Getting Introspective at the Museum of Broken Relationships
The end of a relationship is a difficult and intensely personal thing to talk about, whether the end came in a snap or a slow, tortuous burn. Now that I've finally watched a couple of serious relationships crumble (it's been a weird year, guys), I can say that one of the hardest things in the aftermath was trying to sort through all the memories that I knew were meaningless to anyone but me - both tangible and intangible. Zagreb's award-winning Museum of Broken Relationships is an attempt to answer the questions, 'Do these memories mean anything anymore?' and 'How the hell do I get rid of my ex's shit?'. Naturally, I connected on a spiritual level to it while on my road trip around Croatia.
The concept's a simple one: people from all over the world send in significant objects from their broken relationships, along with a little description of what it means to them. These are all collected in Zagreb and curated at their whitewashed gallery a stone's throw from the main square; since they've been receiving lots of submissions, they rotate the exhibits and have even started touring them. It’s odd at first seeing things as mundane as a toy car or scraps of paper raised on illuminated white platforms, but once you start reading the labels that hold their narratives you find yourself totally sucked in.
It's a roller coaster ride of emotions in the museum, covering everything from long distance romances to fractured families to puppy love in the space of just an hour. Something as innocuous as an Uno pack (below) tells a heartbreaking story of military rape while an uplifting checklist of things to do in London reveals a relationship that never quite got its feet off the ground. There's also a few interactive elements to the exhibition; you can pop on some headphones to listen to the songs a man from the Philippines can no longer bear to or immerse yourself in the shaky footage of a war nurse telling her story.
In case you can’t read the potato quality photo:
Family Guy Edition Uno game 2007 -2012 Petroskey, USA/Australia (long distance)
A tale of two armies – the American and the Australian. We couldn’t seem to catch a break. America would send me to Iraq right when Australia would bring you home, and then you would go off as I was coming back. Iraq was no place for a widowed mother of twins, but your skills as a trauma nurse were more important to Australia, and you were too proud to try to back out of commitments. I admired that. And so it went on – bad luck and our obligations as soldiers interfering with our desires as lovers.
This caught my eye after we talked one day of your love of Family Guy and your unrivalled skills at Uno. I hoped one day to play it with you and, of course, to win. I carried it in my bag to Iraq, and then with me to Australia when I got R&R. We were supposed to play it then. Two weeks before I arrived, your ‘friend’ raped you and nearly beat you to death. I spent 18 days walking aimlessly around Brisbane in a fog while you alternated between saying you wanted to see me and feeling too ashamed to talk. Eventually I had to return to Iraq, and this returned with me. We broke up, but eventually gravitated back to each other. I was finally free of the military, and you were nearly finished as well. You asked me to be there in Australia when your flight came in from Afghanistan. There was nothing that would have made me happier. I came across this as I was packing and in the bag it went – finally we would have our chance!

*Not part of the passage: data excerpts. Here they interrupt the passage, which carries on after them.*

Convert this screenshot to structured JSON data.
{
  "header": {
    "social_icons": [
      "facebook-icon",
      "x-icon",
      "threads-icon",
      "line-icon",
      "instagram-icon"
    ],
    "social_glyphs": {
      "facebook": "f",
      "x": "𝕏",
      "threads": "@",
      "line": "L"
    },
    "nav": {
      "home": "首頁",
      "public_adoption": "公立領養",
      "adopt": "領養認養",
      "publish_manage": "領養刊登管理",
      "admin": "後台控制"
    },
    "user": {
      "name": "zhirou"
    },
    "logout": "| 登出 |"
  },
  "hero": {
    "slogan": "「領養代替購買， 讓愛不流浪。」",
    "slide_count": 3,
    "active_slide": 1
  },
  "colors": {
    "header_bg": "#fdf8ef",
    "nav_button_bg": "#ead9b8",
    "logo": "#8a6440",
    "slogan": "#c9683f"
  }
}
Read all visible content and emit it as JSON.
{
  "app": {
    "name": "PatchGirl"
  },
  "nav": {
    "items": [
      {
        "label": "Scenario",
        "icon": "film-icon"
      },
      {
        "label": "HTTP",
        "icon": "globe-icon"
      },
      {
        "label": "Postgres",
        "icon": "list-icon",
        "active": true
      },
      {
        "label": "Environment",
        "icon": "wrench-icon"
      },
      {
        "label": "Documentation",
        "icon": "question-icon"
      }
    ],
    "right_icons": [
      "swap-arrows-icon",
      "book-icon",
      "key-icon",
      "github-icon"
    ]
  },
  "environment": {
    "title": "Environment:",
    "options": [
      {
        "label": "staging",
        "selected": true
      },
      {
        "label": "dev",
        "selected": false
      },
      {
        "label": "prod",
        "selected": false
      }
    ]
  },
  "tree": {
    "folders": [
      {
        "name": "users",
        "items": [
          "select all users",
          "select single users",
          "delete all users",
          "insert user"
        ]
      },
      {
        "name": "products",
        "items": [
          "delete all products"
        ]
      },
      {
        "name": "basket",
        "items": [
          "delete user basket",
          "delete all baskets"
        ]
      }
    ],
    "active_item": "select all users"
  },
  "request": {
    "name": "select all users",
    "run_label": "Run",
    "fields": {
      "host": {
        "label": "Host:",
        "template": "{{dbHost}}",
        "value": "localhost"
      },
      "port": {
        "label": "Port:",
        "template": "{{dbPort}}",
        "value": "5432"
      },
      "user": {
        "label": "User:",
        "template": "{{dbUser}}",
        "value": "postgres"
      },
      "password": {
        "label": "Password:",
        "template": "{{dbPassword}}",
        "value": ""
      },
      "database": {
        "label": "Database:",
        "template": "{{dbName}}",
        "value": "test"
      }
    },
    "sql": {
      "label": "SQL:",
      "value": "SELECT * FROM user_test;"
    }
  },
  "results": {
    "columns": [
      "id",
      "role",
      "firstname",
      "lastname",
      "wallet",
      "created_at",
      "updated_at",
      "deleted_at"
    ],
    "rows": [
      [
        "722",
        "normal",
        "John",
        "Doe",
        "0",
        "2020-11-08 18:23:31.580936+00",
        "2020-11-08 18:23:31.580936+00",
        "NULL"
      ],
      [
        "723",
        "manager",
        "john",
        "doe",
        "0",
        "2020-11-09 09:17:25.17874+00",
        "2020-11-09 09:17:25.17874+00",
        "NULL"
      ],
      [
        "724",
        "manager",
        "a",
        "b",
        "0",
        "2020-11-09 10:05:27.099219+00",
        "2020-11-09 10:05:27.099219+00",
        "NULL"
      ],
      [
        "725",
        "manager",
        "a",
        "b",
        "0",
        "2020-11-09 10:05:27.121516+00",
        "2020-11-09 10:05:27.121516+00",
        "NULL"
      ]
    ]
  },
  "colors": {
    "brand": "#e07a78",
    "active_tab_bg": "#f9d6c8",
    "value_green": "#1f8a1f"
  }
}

Homecoming proved too overwhelming. You asked me to give you a couple of weeks while you sorted things out with your parents and your kids. I said I would be delighted, and took in the sights of Singapore and Indonesia while I waited for you to tell me to come. A few days became a few weeks, and my e-mails and phone calls went unanswered and finally I understood what I had spent so long ignoring – you were never ready to be serious.
And so I did what I knew best and continued travelling. In Zagreb, on your 30th birthday, I stumbled upon this museum and it was clear to me that what was perhaps the world’s most travelled game of Uno deserved to end its nomadic life here. No regrets, only learning. May you find peace in your life, darling. You deserve it.
To be honest, it’s not an easy experience and the entire area is filled with a kind of silence reserved for religious places – we got a double whammy of moodiness as it was raining and the transparent roof didn’t do much to disguise that. Once we'd finished walking round the space, we found the Confessional in the back. It's a small booth where you can scribble your own story in a book filled with hundreds of others in every language you can imagine, which puts your own little heartbreak into perspective while magnifying it at the same time.
On your way out, there's a modest souvenir store that sells tongue in cheek souvenirs as well as what is now one of my prized possessions: a gorgeous book that includes all the exhibits they have. If you're feeling peckish, there's also a small cafe but I can't really attest to the food there since we skipped it.
The Museum of Broken Relationships has been hailed one of the most innovative museums in the world and while I haven't been to nearly enough to pass that kind of judgment, it's definitely one of the most moving places I've ever been. There was just something so beautiful about watching all these meaningless objects take on lives and pain of their own, and how the museum makes you experience and empathise with them as if they were yours. It made me feel better knowing that the things that always get to me (glow in the dark stars, the slow inches of snail mail, crushing radio static and stationery store Christmas trees) still carry weight.
That these memories - these failures - are still significant.